Un par de días después, viajamos de regreso a Esperanza, (cerca de Ciudad Obregón) donde iniciaba el camino para la sierra. Recuerdo que pasamos por un presa, muy grande. El camino de terracería en regular estado, entre brinco y brinco y mucho polvo nos llevó, al cabo de varias horas hasta que llegamos al poblado de Nuri. Era un poblado no muy grande, con iglesia, oficina de gobierno y placita.
Cuando llegamos era de noche así que me dieron un catre en uno de los pasillos de la casa y ahí dormí.
Al día siguiente conocí a un hijo de el Minero, al que le decían Chichí, era un poco mas chico, de edad y estatura. Inmediatamente me invitó a que lo acompañara a traer agua. Teníamos que ir al río que corría por las afueras del poblado. Llevábamos dos burros. Cada burro llevaba unas como bolsas hechas de manta que colgaban a los lados. Las bestias se encaminaron (seguramente por la costumbre) y nosotros los seguíamos de cerca. Al llegar al río ví con asombro que había una veintena de burros y la gente usaba ollas o botes para coger el agua y llenar las bolsas, creo que Chichí las llamaba botas y así, luego de llenar las nuestras emprendimos el camino regreso a la casa.
En Nuri pasé como 12 o 15 días. Ese tiempo y gracias a Chichí, conocí un mundo que no me imaginaba. Llevar agua o leña con los burros. Arrear ganado que pastaba libremente y llevarlo a un corral que había en el terreno atrás de la casa. La esposa de Minero hizo una galletas y me las dió en una canasta para que las fuera a vender. Vendí unas cuantas y me comí dos. Luego recibí una clase de honestidad y responsabilidad. Siguiendo el consejo de Chichí, fuimos a la oficina de correos y en un sobre que llevaba pusimos un pedazo mal cortado de papel que usaban para envolver carne y en el cual escribí: “Tío, estoy bien. Perdóname. Manda ropa y dinero. Rafael”
Así pasaron los días y yo conociendo las labores de campo, aprendiendo una vida que no sabía existía.
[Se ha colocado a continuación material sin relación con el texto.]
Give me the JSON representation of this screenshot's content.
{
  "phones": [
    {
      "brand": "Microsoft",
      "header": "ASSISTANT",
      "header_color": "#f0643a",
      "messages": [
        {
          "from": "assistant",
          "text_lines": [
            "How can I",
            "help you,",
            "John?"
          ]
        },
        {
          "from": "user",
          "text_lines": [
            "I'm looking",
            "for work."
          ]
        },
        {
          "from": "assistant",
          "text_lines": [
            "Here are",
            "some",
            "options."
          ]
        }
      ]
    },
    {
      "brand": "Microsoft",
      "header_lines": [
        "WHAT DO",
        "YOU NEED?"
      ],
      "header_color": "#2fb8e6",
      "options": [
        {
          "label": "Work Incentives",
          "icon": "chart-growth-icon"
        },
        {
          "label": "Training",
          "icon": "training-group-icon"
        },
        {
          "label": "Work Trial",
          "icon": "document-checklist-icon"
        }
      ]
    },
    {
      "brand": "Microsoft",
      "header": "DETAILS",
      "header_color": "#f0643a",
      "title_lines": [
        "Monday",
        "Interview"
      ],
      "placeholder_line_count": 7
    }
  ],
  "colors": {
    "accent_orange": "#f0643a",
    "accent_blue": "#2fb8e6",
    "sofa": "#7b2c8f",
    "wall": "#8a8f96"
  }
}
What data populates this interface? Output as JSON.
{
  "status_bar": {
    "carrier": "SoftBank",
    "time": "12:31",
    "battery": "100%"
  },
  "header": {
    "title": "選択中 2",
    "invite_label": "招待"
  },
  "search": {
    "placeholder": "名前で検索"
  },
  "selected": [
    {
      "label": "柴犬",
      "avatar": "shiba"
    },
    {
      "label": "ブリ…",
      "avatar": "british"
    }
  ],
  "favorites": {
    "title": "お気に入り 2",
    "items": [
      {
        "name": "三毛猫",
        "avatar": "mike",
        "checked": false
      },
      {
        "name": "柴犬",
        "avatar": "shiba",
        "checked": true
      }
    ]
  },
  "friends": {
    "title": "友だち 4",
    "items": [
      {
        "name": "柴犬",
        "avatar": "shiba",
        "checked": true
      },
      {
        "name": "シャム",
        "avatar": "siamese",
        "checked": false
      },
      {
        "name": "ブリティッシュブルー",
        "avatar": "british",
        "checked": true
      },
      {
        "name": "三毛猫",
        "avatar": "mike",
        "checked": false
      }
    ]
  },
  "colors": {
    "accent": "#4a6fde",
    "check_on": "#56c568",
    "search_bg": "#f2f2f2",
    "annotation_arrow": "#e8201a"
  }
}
Muchas anécdotas que viví en esos días. El jefe de la oficina de gobierno era el profesor de la escuela. Estaban preparando una obra para presentarla en la placita. Fui invitado a ensayar con el grupo. Mi parte, en su momento era al aparecer en escena gritando “Yupi, yapa, dice el animal que se cae al agua y nomás la cabeza saca” no estuve para la presentación. También serví de testigo cuando llevaron a registrar a un niño, yo firmé con mi alias, según yo, para no ser reconocido, Rafael Martínez.
Platicando con el Profe, le decía que me di cuenta de que en el pueblo las calles no tenían nombre y le propuse un plan para darles uno a cada calle. Un plan más que no se concretó ya que me tuve que ir de Nuri.
En fin, ahí estuve hasta que me mandaron en un camión que llevaba suministros y comida para donde estaban las minas. Ya en mi próxima entrega les relataré, amables lectores, mis andanzas como ayudante de minero a los 13 años, cuando escapé de casa de mi tio Juan Manuel Bartrina, en abril de 1957.